All You Need To Know About Oxycodone Abuse

Oxycodone is a semisynthetic opioid synthesized from thebaine, which is an opioid alkaloid found in the Persian poppy. It is a moderately potent opioid analgesic that acts on the central nervous system and is used to relieve moderate to severe pain. It blocks pain receptors that produce euphoric feelings by altering the levels of dopamine in the brain.

Oxycodone was known as dihydroxycodeinone or eukodal, and was first developed in Germany in 1917 in the attempt to improve several other semi-synthetic opioids. This is usually administered in a round-the-clock treatment rather than on an as-needed basis.


Oxycodone is available in single-ingredient medication in both immediate and controlled release. It is available in the following dosage form:

  • Tablet, extended release
  • Tablet
  • Capsule
  • Solution

It is also available in combination with other non-narcotic analgesics such as aspirin, paracetamol and ibuprofen. Naloxone is used to reverse respiratory opioid depression in oxycodone overdose. When oxycodone is combined with other drugs, they are known with the following brand names: OxyContin, Percocet, Percodan and Roxicodone.
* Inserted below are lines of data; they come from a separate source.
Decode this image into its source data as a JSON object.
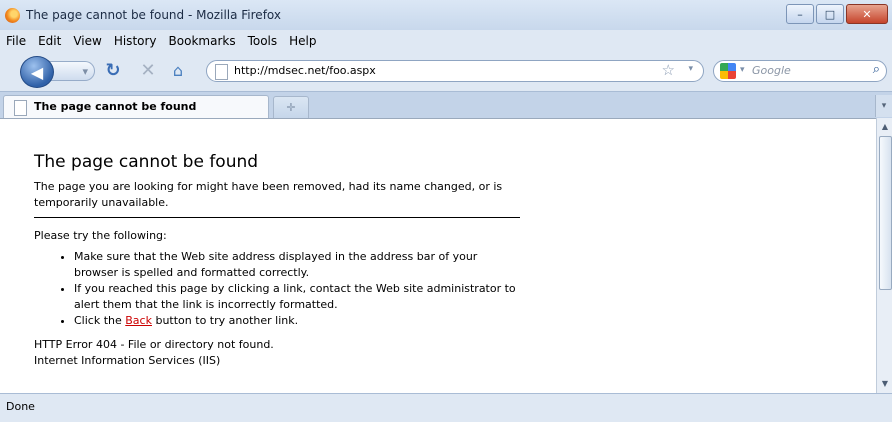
{
  "window": {
    "title": "The page cannot be found - Mozilla Firefox",
    "controls": {
      "minimize": "–",
      "maximize": "□",
      "close": "✕"
    }
  },
  "menu": [
    {
      "label": "File"
    },
    {
      "label": "Edit"
    },
    {
      "label": "View"
    },
    {
      "label": "History"
    },
    {
      "label": "Bookmarks"
    },
    {
      "label": "Tools"
    },
    {
      "label": "Help"
    }
  ],
  "nav": {
    "url": "http://mdsec.net/foo.aspx",
    "search_placeholder": "Google",
    "icons": {
      "back": "back-arrow-icon",
      "forward": "forward-arrow-icon",
      "reload": "reload-icon",
      "stop": "stop-icon",
      "home": "home-icon",
      "bookmark": "star-icon",
      "search": "magnifier-icon"
    }
  },
  "tabs": [
    {
      "label": "The page cannot be found",
      "active": true
    }
  ],
  "page": {
    "heading": "The page cannot be found",
    "intro": "The page you are looking for might have been removed, had its name changed, or is temporarily unavailable.",
    "try_label": "Please try the following:",
    "bullets": [
      "Make sure that the Web site address displayed in the address bar of your browser is spelled and formatted correctly.",
      "If you reached this page by clicking a link, contact the Web site administrator to alert them that the link is incorrectly formatted."
    ],
    "bullet3": {
      "prefix": "Click the ",
      "link": "Back",
      "suffix": " button to try another link."
    },
    "error_line": "HTTP Error 404 - File or directory not found.",
    "server_line": "Internet Information Services (IIS)"
  },
  "status": "Done"
}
In Canada, oxycodone is known using the following brand names:

  • APO-Oxycodone CR
  • oxyCODONE
  • Oxy-IR
  • OxyNEO
  • pms-oxyCODONE


Oxycodone is not recommended for individuals who may be suffering from asthma and other breathing problems or blockage in the stomach or intestines. One of the effects of taking oxycodone is the slowing down of breathing or cessation of breathing upon initial intake as well as when there is a change in the dose.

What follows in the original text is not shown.